I am writing a spec with both a now variable and also a monotonically-increasing message sequence counter, seq. Unfortunately the nature of message sequence counters means that the counter value is attached to each message as it is sent, which "contaminates" other variables with monotonically-increasing values and means I can't just use VIEW to ignore both now and seq. It seems I am faced with two options if I want to verify temporal properties:
  1. Rewrite the spec to quarantine (or even remove) references to the monotonically-increasing sequence counter
  2. Somehow write a more advanced state function than VIEW seems to provide, more similar to ALIAS, with which I could strip out embedded sequence counter values
My questions about these options are as follows:
  1. For option (1), does anyone else have experience writing a spec of a system using a monotonically-increasing message counter, with wisdom they could provide?
  2. For option (1), is it likely I could establish a refinement relationship between the old & new spec (or vice-versa), or will this unavoidably run afoul of the infinite state space problem?
  3. For option (2), is such a thing even possible with VIEW?

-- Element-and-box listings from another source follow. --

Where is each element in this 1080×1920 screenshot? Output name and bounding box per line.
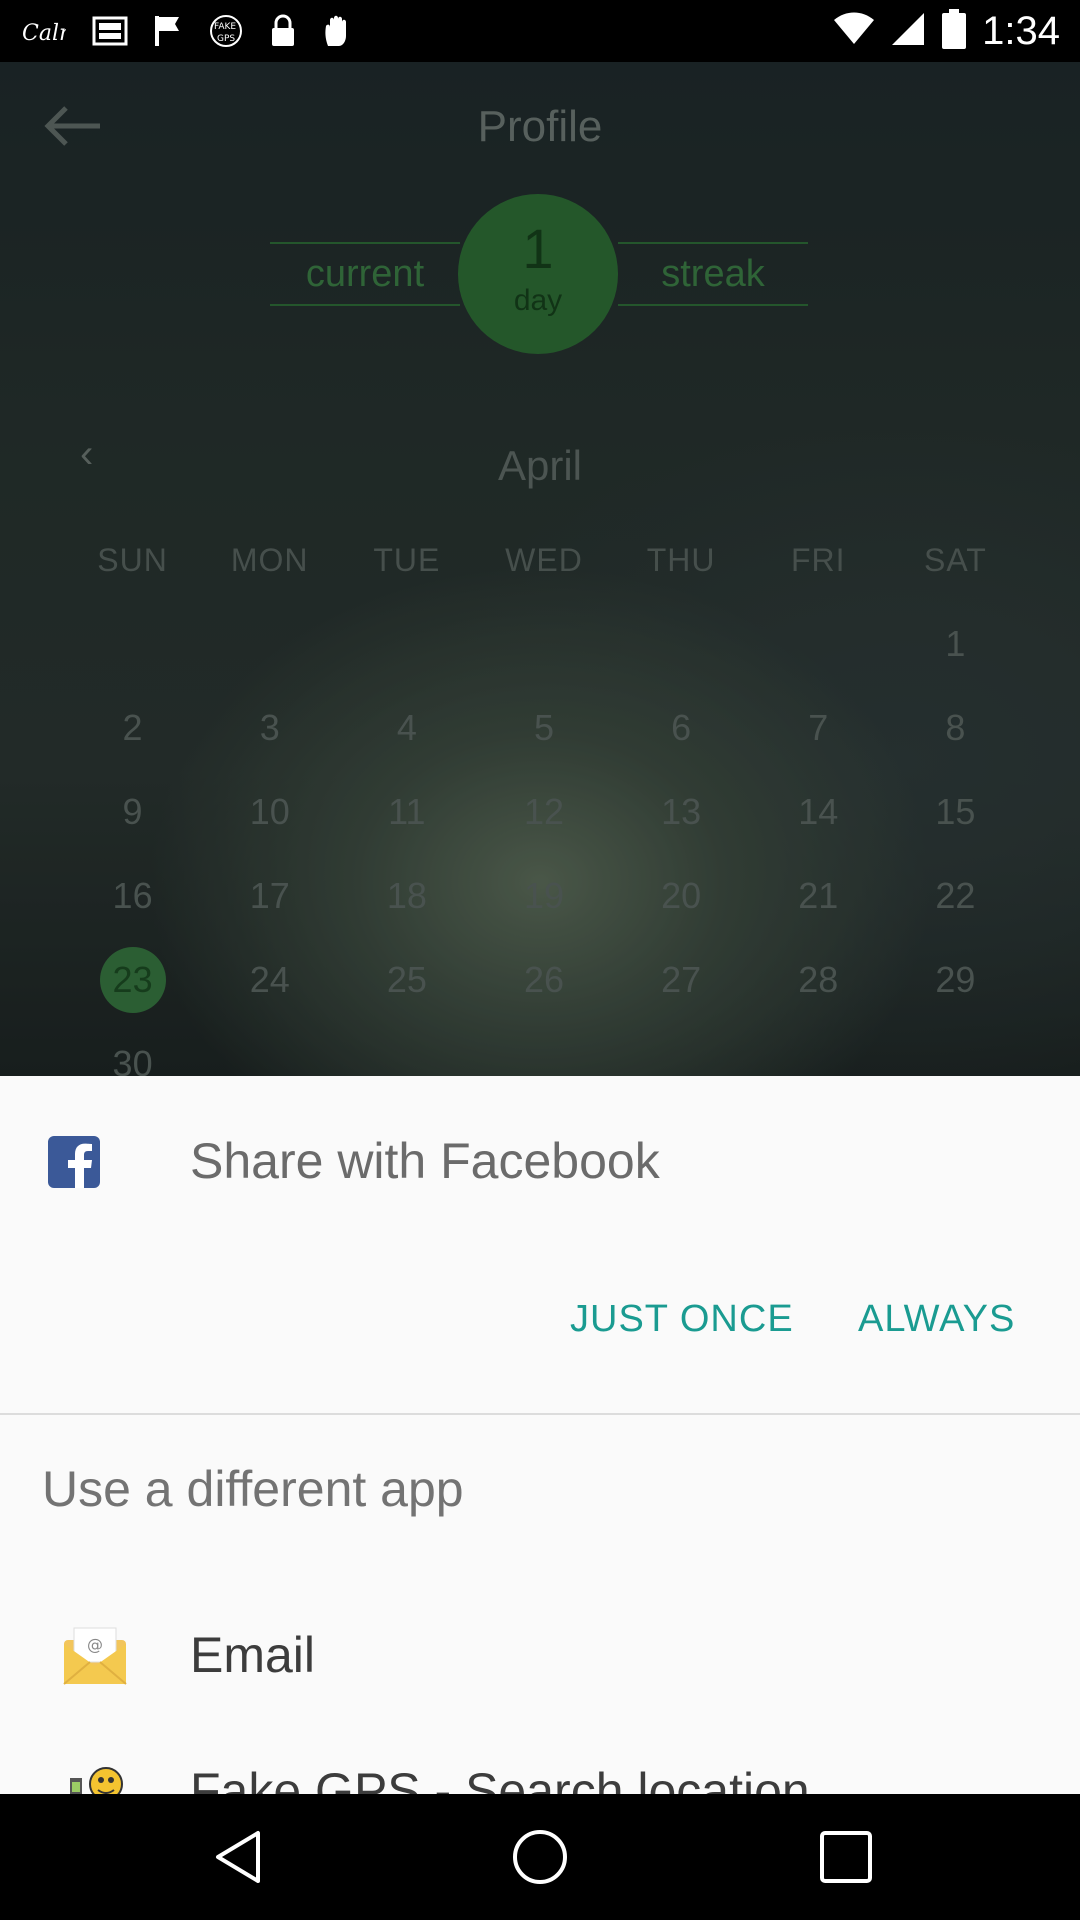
back-icon[interactable] — [210, 1827, 270, 1887]
signal-icon — [890, 11, 926, 52]
navigation-bar — [0, 1794, 1080, 1920]
fake-gps-icon: FAKE GPS — [208, 13, 244, 49]
share-sheet: Share with Facebook JUST ONCE ALWAYS Use… — [0, 1076, 1080, 1794]
just-once-button[interactable]: JUST ONCE — [570, 1298, 794, 1341]
notification-icons: Calm FAKE GPS — [22, 10, 354, 52]
system-status: 1:34 — [834, 6, 1060, 56]
always-button[interactable]: ALWAYS — [858, 1298, 1015, 1341]
recents-icon[interactable] — [816, 1827, 876, 1887]
divider — [0, 1413, 1080, 1415]
profile-screen: Profile current streak 1 day ‹ April SUN… — [0, 62, 1080, 1076]
image-icon — [92, 13, 128, 49]
flag-icon — [154, 13, 182, 49]
app-option-email[interactable]: @ Email — [0, 1596, 1080, 1716]
facebook-icon — [48, 1136, 100, 1188]
calm-app-icon: Calm — [22, 13, 66, 49]
svg-text:FAKE: FAKE — [214, 22, 236, 32]
scrim[interactable] — [0, 62, 1080, 1076]
clock: 1:34 — [982, 8, 1060, 53]
home-icon[interactable] — [510, 1827, 570, 1887]
svg-text:Calm: Calm — [22, 21, 66, 46]
wifi-icon — [834, 12, 875, 51]
email-envelope-icon: @ — [60, 1624, 130, 1688]
app-option-fake-gps[interactable]: Fake GPS - Search location — [0, 1732, 1080, 1794]
battery-icon — [942, 8, 967, 54]
lock-icon — [270, 13, 296, 49]
use-different-app-heading: Use a different app — [42, 1461, 464, 1517]
status-bar: Calm FAKE GPS 1:34 — [0, 0, 1080, 62]
app-label: Fake GPS - Search location — [190, 1763, 810, 1794]
share-title: Share with Facebook — [190, 1133, 660, 1189]
calendar-day[interactable]: 23 — [64, 947, 201, 1013]
svg-text:GPS: GPS — [217, 34, 235, 44]
svg-text:@: @ — [87, 1635, 103, 1654]
hand-icon — [322, 13, 354, 49]
app-label: Email — [190, 1627, 316, 1683]
fake-gps-app-icon — [60, 1760, 130, 1794]
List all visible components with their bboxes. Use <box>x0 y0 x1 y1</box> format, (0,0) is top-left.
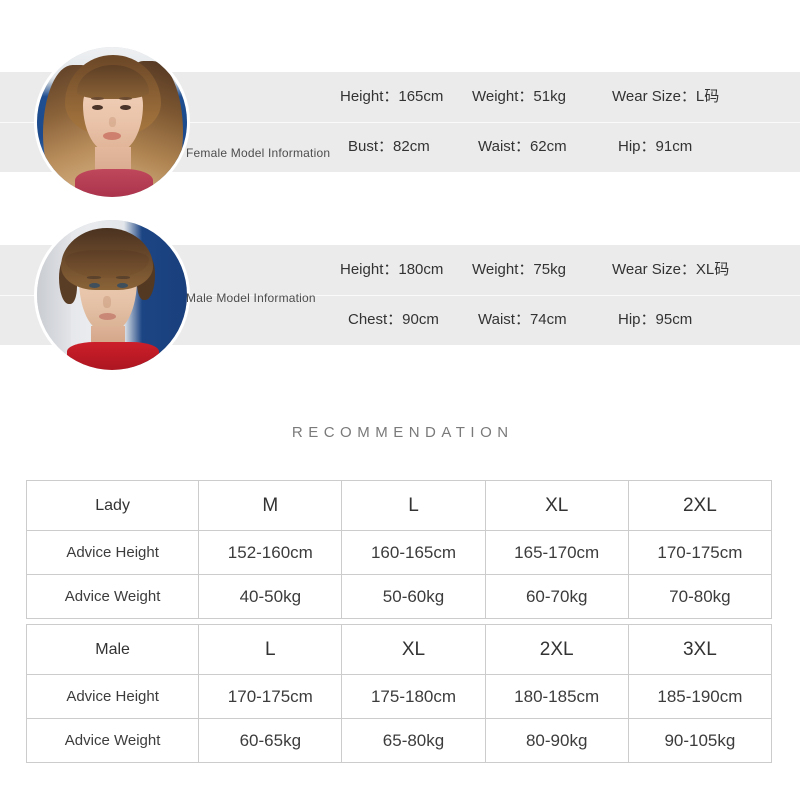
table-row: Advice Weight 60-65kg 65-80kg 80-90kg 90… <box>25 718 773 763</box>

  4. For option (2), it kind of seems like if I could define such a VIEW, I would be sort of assuming that the sequence counter just doesn't matter, which seems a fairly large assumption requiring more examination (and I probably end up back in option 1 establishing refinement relationships anyway). Leslie is quite careful in his Real Time paper while establishing that the system is symmetric under a VIEW ignoring now.
Thanks for any help or guidance y'all can provide!